La mondanità, “quando entra nel cuore dei pastori”, “assume una forma specifica, quella del clericalismo”. Lo ricorda Papa Francesco in una lettera che ha inviato ai sacerdoti della diocesi di Roma, che porta la data del 5 agosto, memoria della dedicazione della basilica di Santa Maria Maggiore, ma che è stata diffusa oggi dalla Sala stampa vaticana.
“Scusate se lo ribadisco – dice il Pontefice -, ma da sacerdoti penso che mi capiate, perché anche voi condividete ciò in cui credete in modo accorato, secondo quel bel tratto tipicamente romano (romanesco!) per cui la sincerità delle labbra proviene dal cuore, e sa di cuore! E io, da anziano e dal cuore, sento di dirvi che mi preoccupa quando ricadiamo nelle forme del clericalismo; quando, magari senza accorgercene, diamo a vedere alla gente di essere superiori, privilegiati, collocati ‘in alto’ e quindi separati dal resto del popolo santo di Dio”. Il clericalismo, evidenzia il Santo Padre, “denota insomma una malattia che ci fa perdere la memoria del Battesimo ricevuto, lasciando sullo sfondo la nostra appartenenza al medesimo popolo santo e portandoci a vivere l’autorità nelle varie forme del potere, senza più accorgerci delle doppiezze, senza umiltà ma con atteggiamenti distaccati e altezzosi.

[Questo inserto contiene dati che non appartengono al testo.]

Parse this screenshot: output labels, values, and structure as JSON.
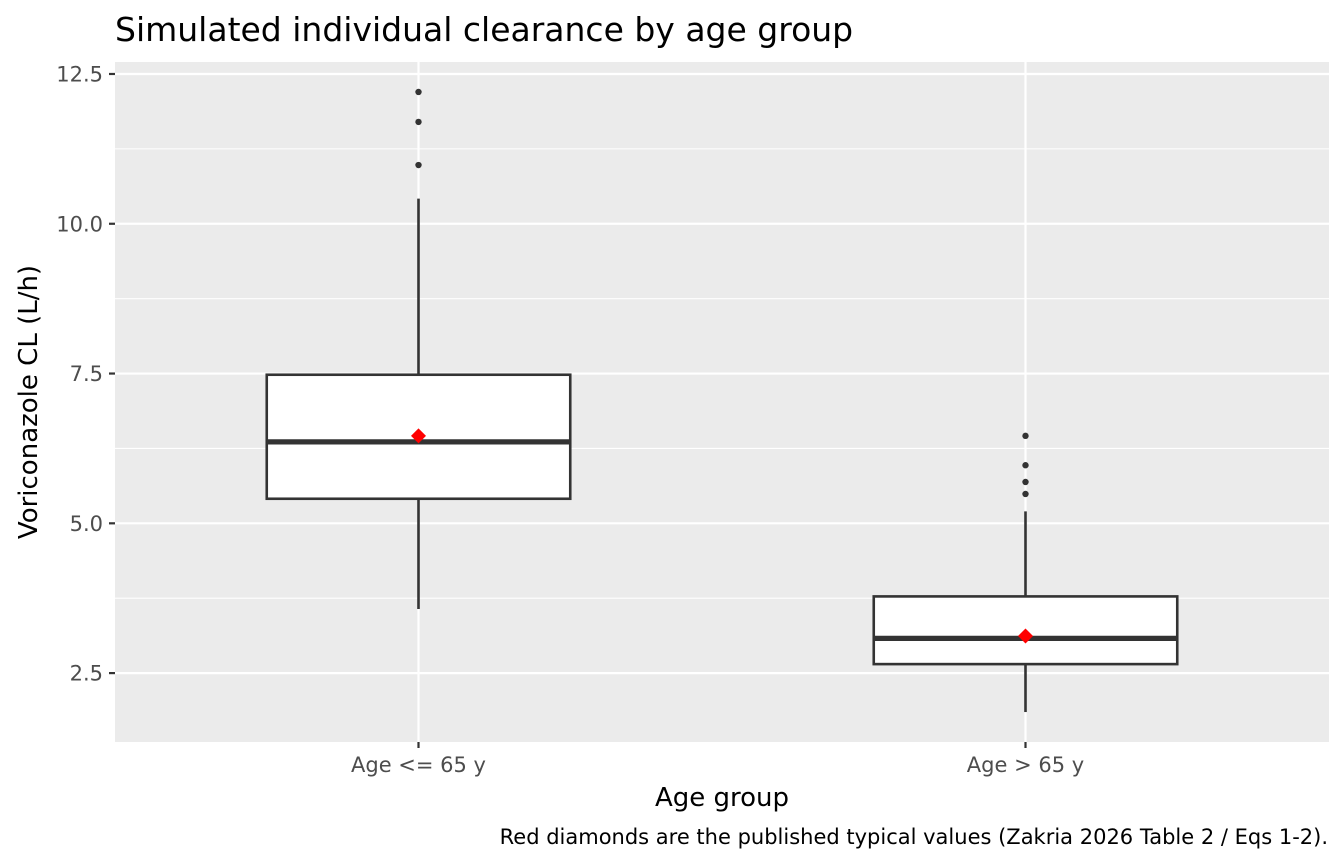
{
  "chart_data": {
    "type": "box",
    "title": "Simulated individual clearance by age group",
    "xlabel": "Age group",
    "ylabel": "Voriconazole CL (L/h)",
    "caption": "Red diamonds are the published typical values (Zakria 2026 Table 2 / Eqs 1-2).",
    "ylim": [
      1.35,
      12.7
    ],
    "yticks": [
      2.5,
      5.0,
      7.5,
      10.0,
      12.5
    ],
    "ytick_labels": [
      "2.5",
      "5.0",
      "7.5",
      "10.0",
      "12.5"
    ],
    "categories": [
      "Age <= 65 y",
      "Age > 65 y"
    ],
    "boxes": [
      {
        "category": "Age <= 65 y",
        "whisker_low": 3.57,
        "q1": 5.41,
        "median": 6.36,
        "q3": 7.48,
        "whisker_high": 10.42,
        "outliers": [
          10.98,
          11.7,
          12.2
        ],
        "typical_value": 6.46
      },
      {
        "category": "Age > 65 y",
        "whisker_low": 1.85,
        "q1": 2.65,
        "median": 3.08,
        "q3": 3.78,
        "whisker_high": 5.2,
        "outliers": [
          5.49,
          5.69,
          5.97,
          6.46
        ],
        "typical_value": 3.12
      }
    ],
    "grid": true,
    "legend": "none",
    "colors": {
      "panel_background": "#ebebeb",
      "grid_line": "#ffffff",
      "box_fill": "#ffffff",
      "box_line": "#333333",
      "typical_value_marker": "#ff0000"
    }
  }
}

Il Papa cita la metafora del “latte” e della “lana” (ciò che nutre e che riscalda) presente in Ezechiele e in Sant’Agostino per ammonire dal rischio di “nutrire noi stessi e i nostri interessi, rivestendoci di una vita comoda e confortevole”. “Quando siamo preoccupati solo del latte, pensiamo al nostro tornaconto personale; quando cerchiamo in modo ossessivo la lana, pensiamo a curare la nostra immagine e ad aumentare il successo. E così – mette in guardia Francesco – si perde lo spirito sacerdotale, lo zelo per il servizio, l’anelito per la cura del popolo, finendo per ragionare secondo la stoltezza mondana”.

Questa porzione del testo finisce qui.